After a traumatic trip to the petrol station to get more chocolate, it finally dawned on me that I was completely out of control and that this had been a pattern throughout my whole life.
I suddenly decided, ENOUGH ALREADY! That’s it! I’m done!
I started to study more about health and nutrition, and in particular how I can kick my sugar habit, be sane and be in control!
Eventually, I managed to work out what I needed to do to get my sugar addiction under control and this was validated when I eventually trained as a Health Coach some months later.
I now CHOOSE if I want to have chocolate or cake, because I’ve created healthy habits to manage my sugar addiction, and lost just under 4 stone in weight in the process! RESULT!
So here are 10 tips to manage your Sugar Cravings
Sugar Craving Solution #1: Check Your Water Intake!

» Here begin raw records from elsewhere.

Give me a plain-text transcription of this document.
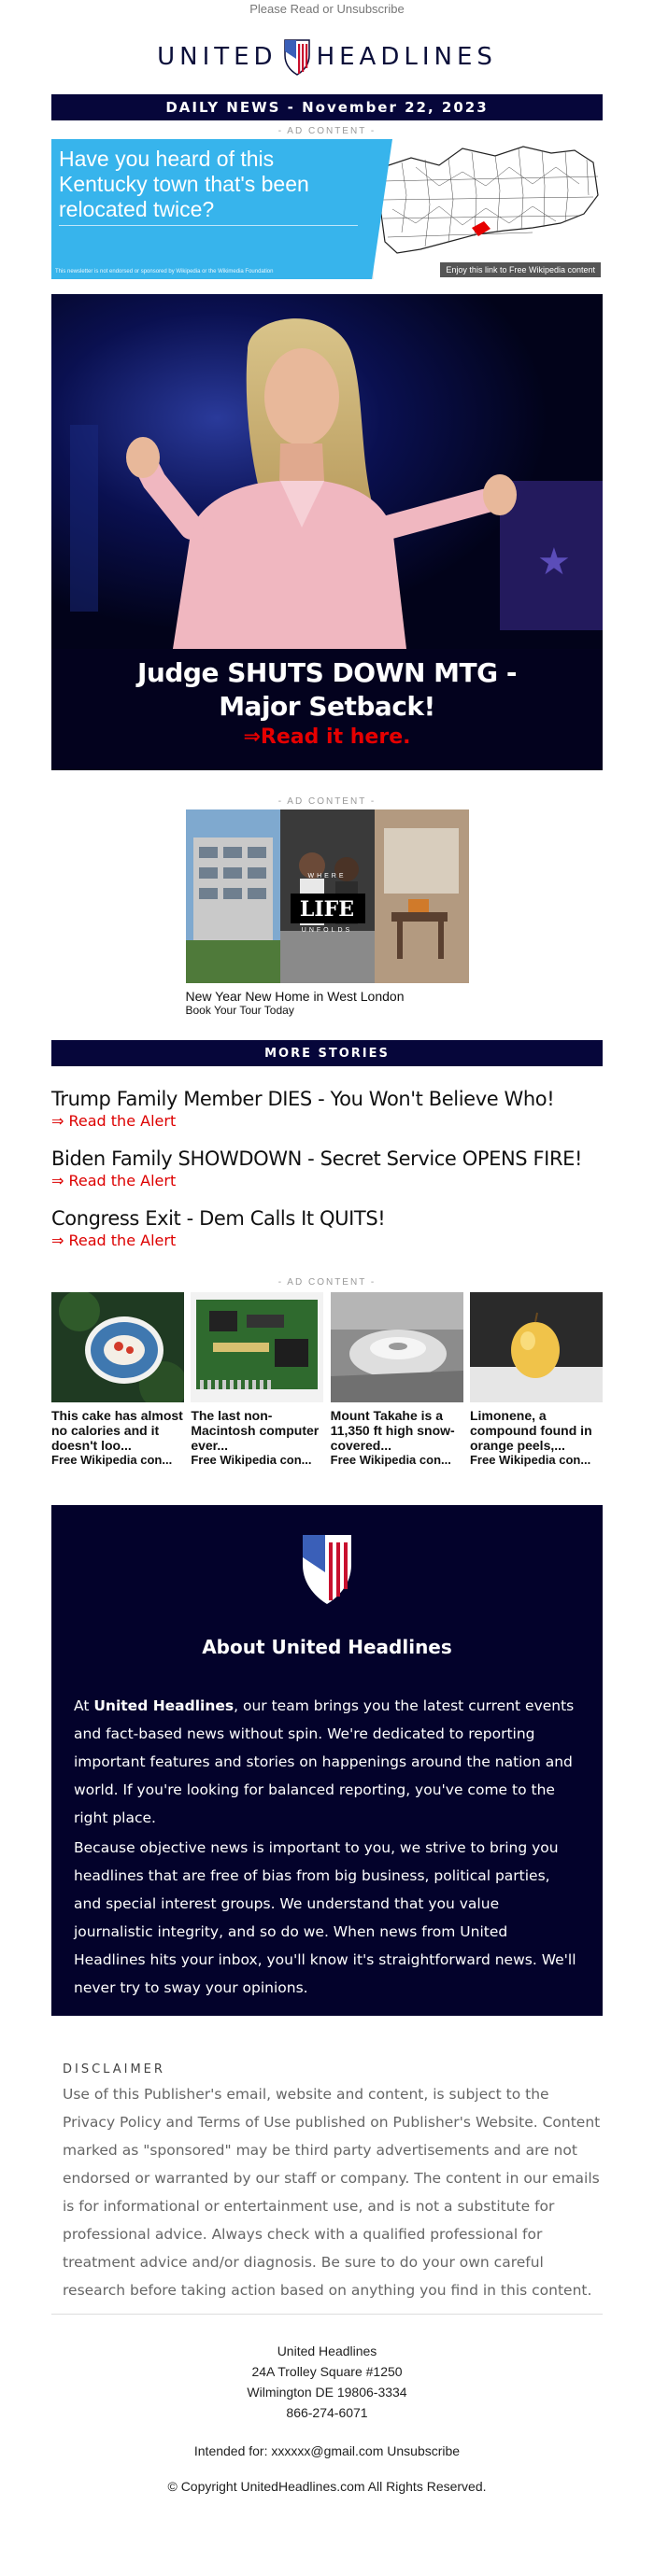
Please Read or Unsubscribe
UNITED HEADLINES
DAILY NEWS - November 22, 2023
- AD CONTENT -
Have you heard of this Kentucky town that's been relocated twice?
This newsletter is not endorsed or sponsored by Wikipedia or the Wikimedia Foundation	Enjoy this link to Free Wikipedia content
★
Judge SHUTS DOWN MTG -
Major Setback!
⇒Read it here.
- AD CONTENT -
WHERE
LIFE
UNFOLDS
New Year New Home in West London
Book Your Tour Today
MORE STORIES
Trump Family Member DIES - You Won't Believe Who!
⇒ Read the Alert
Biden Family SHOWDOWN - Secret Service OPENS FIRE!
⇒ Read the Alert
Congress Exit - Dem Calls It QUITS!
⇒ Read the Alert
- AD CONTENT -
This cake has almost no calories and it doesn't loo...
Free Wikipedia con...
The last non-Macintosh computer ever...
Free Wikipedia con...
Mount Takahe is a 11,350 ft high snow-covered...
Free Wikipedia con...
Limonene, a compound found in orange peels,...
Free Wikipedia con...
About United Headlines
At United Headlines, our team brings you the latest current events and fact-based news without spin. We're dedicated to reporting important features and stories on happenings around the nation and world. If you're looking for balanced reporting, you've come to the right place.
Because objective news is important to you, we strive to bring you headlines that are free of bias from big business, political parties, and special interest groups. We understand that you value journalistic integrity, and so do we. When news from United Headlines hits your inbox, you'll know it's straightforward news. We'll never try to sway your opinions.
DISCLAIMER
Use of this Publisher's email, website and content, is subject to the Privacy Policy and Terms of Use published on Publisher's Website. Content marked as "sponsored" may be third party advertisements and are not endorsed or warranted by our staff or company. The content in our emails is for informational or entertainment use, and is not a substitute for professional advice. Always check with a qualified professional for treatment advice and/or diagnosis. Be sure to do your own careful research before taking action based on anything you find in this content.
United Headlines
24A Trolley Square #1250
Wilmington DE 19806-3334
866-274-6071
Intended for: xxxxxx@gmail.com Unsubscribe
© Copyright UnitedHeadlines.com All Rights Reserved.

Sometimes sweet cravings are a sign of dehydration. So down a glass of water, wait 10/15 minutes and see if you still have the craving.
Sugar Craving Solution #2: Balance your Blood Sugar
Meals that include a combination of Protein, Healthy Fats and Fibre keeps blood sugar stable, slowing down the release of sugar into the bloodstream.
Sugar Craving Solution #3: Satisfy Your Sweet Tooth with Sweet Veggies, Fruit & Spices.
Add naturally sweet foods & spices to your diet like squash, carrots, beets, parsnips, berries, figs, apples, bananas, cinnamon, coriander, nutmeg etc.
Sugar Craving Solution #4: Sleep!
For many of us, this is easier said than done. But if you’re constantly tired, your body is going to look for energy, usually in the form of sugar or caffeine. Power down an hour earlier than usual, and notice how your cravings disappear.
Sugar Craving Solution #5: Check Your Protein.
This is a fun, cool fact – watch how much protein and what kind of protein you’re eating, especially animal protein. Eating too little or too much animal protein can lead to sweet cravings. It’s important to find just the right sweet spot for protein intake so you feel satisfied.
Sugar Craving Solution #6: Sniff Out Low-Fat and Fat-Free Foods.
When food manufacturers take the fat out of foods, what do they put in? Yep, sugar!
Sugar Craving Solution #7: Stop drinking fizzy drinks, including diet fizzy drinks and energy drinks!
There is no nutritional value in these drinks at all. Drinking these drinks is like drinking a cup of SUGAR! That’s all they contain.
Sugar Craving Solution #8: Avoid/cut down on processed food as much as possible
A lot of processed food contain too much added sugar and salt. Things like crisps, ketchup, curry sauce, certain cereals etc, contain sugar. Read the ingredients and avoid/cut down on these foods.
Sugar Craving Solution #9: Move Yourself.
Movement is another kind of food for your body. It releases stress, makes you feel great and look great. When you don’t get enough, the body starts to look for other ways to blow off steam, like binging on chocolate.
Sugar Craving Solution #10: Meditate
Meditation can help ward off cravings by helping reduce stress. Stress creates the hormone cortisol which increases your blood sugar. Adding a short meditation before meals can help you relax during meals, which means better digestion and absorption of nutrients.